Turki menjamin perjalanan bebas kapal dagang Rusia melalui selat Laut Hitam di masa damai. Rezim selat di masa perang tidak ditentukan. Perjanjian Adrianopel tidak menyangkut perjalanan kapal perang Rusia melalui Bosphorus dan Dardanelles. Meskipun hak bebas kapal perang Rusia di masa damai diabadikan dalam perjanjian Rusia-Turki tahun 1799 dan 1805. Dan perjanjian Bucharest dan Adrianople tahun 1812 dan 1829. samar-samar, mereka tidak mengkonfirmasi atau menolak pasal-pasal perjanjian 1799 dan 1805. Ketidakpastian ini memberikan dalih formal bagi Rusia, tetapi lebih menguntungkan bagi Turki, yang dapat menyatakan pasal-pasal perjanjian 1829 menjadi lengkap dan memutuskan semua masalah di luar kerangka perjanjian Adrianopel demi kepentingannya sendiri.

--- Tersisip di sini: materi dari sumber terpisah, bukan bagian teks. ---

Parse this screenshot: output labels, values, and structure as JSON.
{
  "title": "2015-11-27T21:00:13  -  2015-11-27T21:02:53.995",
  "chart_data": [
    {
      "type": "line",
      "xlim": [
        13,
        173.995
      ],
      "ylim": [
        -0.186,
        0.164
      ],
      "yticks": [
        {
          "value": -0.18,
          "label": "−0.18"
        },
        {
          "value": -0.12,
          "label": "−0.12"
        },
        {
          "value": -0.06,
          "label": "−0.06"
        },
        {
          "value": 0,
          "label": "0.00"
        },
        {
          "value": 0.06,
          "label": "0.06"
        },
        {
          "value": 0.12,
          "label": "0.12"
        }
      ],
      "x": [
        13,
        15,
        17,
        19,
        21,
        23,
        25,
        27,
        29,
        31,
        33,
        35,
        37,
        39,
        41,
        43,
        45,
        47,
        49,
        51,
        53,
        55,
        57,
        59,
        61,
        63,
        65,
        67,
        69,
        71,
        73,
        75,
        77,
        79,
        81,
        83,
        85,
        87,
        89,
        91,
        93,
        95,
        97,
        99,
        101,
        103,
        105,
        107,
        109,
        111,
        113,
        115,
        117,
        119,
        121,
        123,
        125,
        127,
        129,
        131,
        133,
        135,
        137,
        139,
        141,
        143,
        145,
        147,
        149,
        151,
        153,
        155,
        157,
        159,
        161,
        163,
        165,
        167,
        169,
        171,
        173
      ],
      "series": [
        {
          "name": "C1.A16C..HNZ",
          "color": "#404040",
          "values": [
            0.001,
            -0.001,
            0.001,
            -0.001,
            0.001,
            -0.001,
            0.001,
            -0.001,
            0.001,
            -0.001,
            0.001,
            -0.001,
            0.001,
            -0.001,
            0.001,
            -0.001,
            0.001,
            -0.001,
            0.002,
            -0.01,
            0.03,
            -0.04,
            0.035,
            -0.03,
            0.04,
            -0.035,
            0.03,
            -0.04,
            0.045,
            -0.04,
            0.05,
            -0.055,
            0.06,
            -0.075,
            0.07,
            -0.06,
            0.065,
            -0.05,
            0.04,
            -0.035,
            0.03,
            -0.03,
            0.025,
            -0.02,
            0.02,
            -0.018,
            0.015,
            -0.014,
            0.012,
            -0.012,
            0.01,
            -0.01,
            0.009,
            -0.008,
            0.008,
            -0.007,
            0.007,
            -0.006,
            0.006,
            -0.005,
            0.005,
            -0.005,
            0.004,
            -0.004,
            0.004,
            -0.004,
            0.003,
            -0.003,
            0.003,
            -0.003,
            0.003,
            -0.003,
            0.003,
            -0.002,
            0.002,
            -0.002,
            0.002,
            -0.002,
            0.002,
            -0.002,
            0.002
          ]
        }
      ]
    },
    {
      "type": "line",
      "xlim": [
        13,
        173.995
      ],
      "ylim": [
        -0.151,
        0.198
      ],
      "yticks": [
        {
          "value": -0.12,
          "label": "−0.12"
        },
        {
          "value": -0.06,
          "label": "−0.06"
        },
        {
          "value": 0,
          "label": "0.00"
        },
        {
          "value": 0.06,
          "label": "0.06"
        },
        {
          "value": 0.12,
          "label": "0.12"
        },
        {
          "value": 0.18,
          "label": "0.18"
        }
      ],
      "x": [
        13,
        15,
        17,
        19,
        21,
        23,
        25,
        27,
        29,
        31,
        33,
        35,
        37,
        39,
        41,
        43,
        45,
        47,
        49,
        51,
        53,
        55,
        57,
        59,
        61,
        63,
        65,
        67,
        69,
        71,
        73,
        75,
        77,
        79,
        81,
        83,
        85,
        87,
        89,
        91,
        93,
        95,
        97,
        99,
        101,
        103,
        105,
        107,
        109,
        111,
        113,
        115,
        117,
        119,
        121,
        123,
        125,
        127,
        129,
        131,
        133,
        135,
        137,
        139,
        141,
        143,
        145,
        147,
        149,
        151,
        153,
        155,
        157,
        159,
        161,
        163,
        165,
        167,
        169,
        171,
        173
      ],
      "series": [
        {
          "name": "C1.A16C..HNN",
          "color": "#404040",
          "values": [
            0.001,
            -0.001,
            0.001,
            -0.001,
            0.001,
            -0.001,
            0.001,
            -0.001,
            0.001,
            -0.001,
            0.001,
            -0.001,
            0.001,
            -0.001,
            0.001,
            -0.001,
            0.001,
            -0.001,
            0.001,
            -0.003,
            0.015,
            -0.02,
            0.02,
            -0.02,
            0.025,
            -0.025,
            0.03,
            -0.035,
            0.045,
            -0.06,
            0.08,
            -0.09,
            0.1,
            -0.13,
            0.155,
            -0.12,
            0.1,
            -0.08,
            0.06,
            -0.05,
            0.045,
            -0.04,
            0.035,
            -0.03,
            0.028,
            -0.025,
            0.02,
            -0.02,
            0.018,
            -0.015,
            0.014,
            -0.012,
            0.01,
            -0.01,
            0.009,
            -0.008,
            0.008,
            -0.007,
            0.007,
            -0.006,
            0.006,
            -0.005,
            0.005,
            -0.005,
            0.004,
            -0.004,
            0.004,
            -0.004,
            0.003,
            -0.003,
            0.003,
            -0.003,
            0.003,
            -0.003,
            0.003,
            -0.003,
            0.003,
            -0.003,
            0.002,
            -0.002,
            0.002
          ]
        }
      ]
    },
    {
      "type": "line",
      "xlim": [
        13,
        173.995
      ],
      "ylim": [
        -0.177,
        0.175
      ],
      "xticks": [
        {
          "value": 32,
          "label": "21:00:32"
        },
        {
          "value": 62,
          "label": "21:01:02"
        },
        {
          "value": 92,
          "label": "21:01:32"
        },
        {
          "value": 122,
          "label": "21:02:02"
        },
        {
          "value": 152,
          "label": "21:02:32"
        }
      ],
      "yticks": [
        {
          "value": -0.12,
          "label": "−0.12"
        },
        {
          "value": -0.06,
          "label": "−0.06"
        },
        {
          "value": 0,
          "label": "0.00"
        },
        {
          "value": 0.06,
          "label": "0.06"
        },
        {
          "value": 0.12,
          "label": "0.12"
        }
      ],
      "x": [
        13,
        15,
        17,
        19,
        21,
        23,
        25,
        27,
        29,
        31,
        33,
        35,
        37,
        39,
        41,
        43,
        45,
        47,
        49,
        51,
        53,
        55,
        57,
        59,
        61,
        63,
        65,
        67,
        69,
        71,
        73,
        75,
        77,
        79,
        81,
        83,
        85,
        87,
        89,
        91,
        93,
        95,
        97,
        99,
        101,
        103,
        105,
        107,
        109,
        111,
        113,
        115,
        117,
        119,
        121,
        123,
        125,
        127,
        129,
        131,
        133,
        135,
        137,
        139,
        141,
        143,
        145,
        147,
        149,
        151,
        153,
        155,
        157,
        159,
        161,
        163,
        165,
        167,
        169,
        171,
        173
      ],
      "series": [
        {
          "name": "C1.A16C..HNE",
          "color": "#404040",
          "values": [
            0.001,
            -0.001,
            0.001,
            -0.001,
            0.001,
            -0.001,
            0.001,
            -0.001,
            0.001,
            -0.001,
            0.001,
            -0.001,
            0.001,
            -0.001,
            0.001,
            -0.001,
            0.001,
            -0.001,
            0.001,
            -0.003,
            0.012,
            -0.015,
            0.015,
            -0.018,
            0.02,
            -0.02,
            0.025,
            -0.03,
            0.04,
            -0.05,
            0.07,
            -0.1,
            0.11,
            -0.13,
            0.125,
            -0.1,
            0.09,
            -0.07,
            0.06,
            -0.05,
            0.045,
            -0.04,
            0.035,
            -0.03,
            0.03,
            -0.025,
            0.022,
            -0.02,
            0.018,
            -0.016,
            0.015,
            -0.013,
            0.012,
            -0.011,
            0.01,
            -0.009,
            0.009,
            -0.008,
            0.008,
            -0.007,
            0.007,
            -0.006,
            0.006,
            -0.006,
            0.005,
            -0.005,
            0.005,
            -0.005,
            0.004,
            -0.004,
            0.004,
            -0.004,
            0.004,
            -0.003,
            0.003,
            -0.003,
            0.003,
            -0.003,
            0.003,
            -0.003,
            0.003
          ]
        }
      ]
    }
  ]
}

Dengan demikian, Rusia memperoleh sangat sedikit dari kemenangan militernya yang meyakinkan. Namun, Eropa menang dan Turki kalah banyak. Austria, Prancis, dan Inggris senang: Rusia tidak menduduki selat dan Konstantinopel. Turki menegaskan otonomi Serbia, kerajaan Danube (Moldavia dan Wallachia) dan Yunani. Bahkan, mereka memperoleh kemerdekaan.
Akibatnya, setelah kematian Catherine yang Agung, semua perang antara Rusia dan Turki mengarah pada fakta bahwa Kekaisaran Rusia memiliki akuisisi kecil di wilayah Laut Hitam. Kekaisaran Ottoman menderita kerugian serius, tetapi Eropa menang: Austria (berkembang di Balkan), Prancis dan Inggris (secara finansial dan ekonomi memperbudak Turki, memperluas lingkup pengaruh mereka di Timur Tengah) dan negara-negara Balkan yang memperoleh kebebasan.